There is a further issue: the Tree of Life isn't down to species level in many places, so you may have to choose a broader family name. There are also minor mis-matches between some names used on the Tree of Life and those given in Wikipedia, and there are lots of extra levels in the Tree.

Trace a species backwards through the Tree:

  1. Type the name of your species into the search box in the top right hand corner. I wanted to trace the Swallow, so I typed in the family name Hirundinidae.

  2. The search engine offered the page Sylvioidea, on which the Hirundinidae appear as a branch. The tree currently goes no further than this, so it's lucky I didn't try an individual species name.

  3. From here, it's easy to trace the species back through the tree, by clicking on the arrow to the left of the tree diagram. In some places, there is no tree, but a list of species. In this case there is a Containing Group label under the list instead. Here is the list of pages for Swallows.

    Hirundinidae | Sylvioidea | Passerida | Oscines | Passeriformes | Neoaves | Neornithes | Aves | Coelurosauria | Theropoda | Dinosauria | Archosauria | Archosauromorpha | Diapsida | Amniota | Terrestrial Vertebrates | Sarcopterygii | Gnathostomata | Vertebrata | Craniata | Chordata | Deuterostomia | Bilateria | Animals | Eukaryotes | Root

    By default, the section under the tree diagram on most pages discusses the phylogenetic relationships.
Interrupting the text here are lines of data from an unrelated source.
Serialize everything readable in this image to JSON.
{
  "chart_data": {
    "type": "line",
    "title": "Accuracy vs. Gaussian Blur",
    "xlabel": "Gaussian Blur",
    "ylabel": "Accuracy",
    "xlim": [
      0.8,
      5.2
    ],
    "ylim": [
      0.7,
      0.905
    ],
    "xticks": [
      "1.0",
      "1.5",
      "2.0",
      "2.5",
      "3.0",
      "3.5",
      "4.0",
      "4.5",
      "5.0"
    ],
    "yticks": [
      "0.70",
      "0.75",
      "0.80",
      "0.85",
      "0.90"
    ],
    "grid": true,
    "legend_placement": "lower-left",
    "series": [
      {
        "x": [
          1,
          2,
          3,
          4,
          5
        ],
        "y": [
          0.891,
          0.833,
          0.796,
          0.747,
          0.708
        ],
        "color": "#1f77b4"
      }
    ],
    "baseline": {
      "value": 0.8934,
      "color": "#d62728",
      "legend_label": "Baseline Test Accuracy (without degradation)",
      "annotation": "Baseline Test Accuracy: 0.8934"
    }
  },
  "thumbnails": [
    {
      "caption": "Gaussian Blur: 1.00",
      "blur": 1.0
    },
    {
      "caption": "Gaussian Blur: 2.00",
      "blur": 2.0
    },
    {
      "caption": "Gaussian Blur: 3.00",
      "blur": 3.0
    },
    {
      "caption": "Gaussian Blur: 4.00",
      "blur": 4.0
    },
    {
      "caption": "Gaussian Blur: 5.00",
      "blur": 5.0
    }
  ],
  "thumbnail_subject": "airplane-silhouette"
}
You can find out whether they are controversial and what they are based on. In the case of Swallows, I discovered that Passeriformes can be generalised as perching birds, while the sub-group Oscines are what we commonly call song birds. Below this are the references, which could be useful for research projects at higher levels.
Find out how closely related two species are

At first I thought I would try to trace the relationship between the Dandelion and the Daisy, but I gave up, as this part of the tree seemed very incomplete. I settled instead for the Ladybug and a common European beetle, the Gendarme. These are very superficially similar in appearance, being red with black markings, just close enough to sometimes be confused by very young children.
  1. Just trace each species backwards through the tree, until you reach a point where their ancestry is identical.
Coccinellidae (ladybugs) | Ccujoidea | Cucujiformia | Polyphaga | Coleoptera | Endopterygota | > Neoptera - turning point < | Hemipteroid Assemblage | Hemiptera | Heteroptera | Pentatomomorpha | Pyrrhocoroidea (gendarmes)

Neoptera is the containing group for both species, and since it contains rather a large proportion of all insects, that would make them pretty distant cousins. It would be interesting to know whether they adopted the same colour scheme for the same reasons, and whether they use the same chemicals to produce it.

Research a related group of species

If the tree has been completed for the species you are interested in, you could obtain: a list of related species, information about how they relate to other groups, and access to other resources on the Internet. At first I thought I would look up deer, since I remembered wondering how many kinds there are. I found the Cervidae under Ruminantia, but the tree hasn't been extended any further as yet. So I reverted to Penguins (Spheniscidae).

This time I struck gold, since there is a page for the Spheniscidae family with resources, and one for each individual species, with more resources, including several aimed at children or educators. By going up the tree, I can also see that the penguin branch separated from other birds at a fairly early stage - but after ducks!

Find out more about the Tree of Life

About the Tree of Life Web Project
The TOL Learning Tour
The Introduction to Learning with the TOl - a class project
The TOL Learning pages

You will find plenty of information about treehouses on the last page. This is an opportunity to work with the tree of life that is potentially of interest to homeschoolers, though it is not clear how active it is at the moment. The site promises modifications to make it more friendly to child-learners in the near future.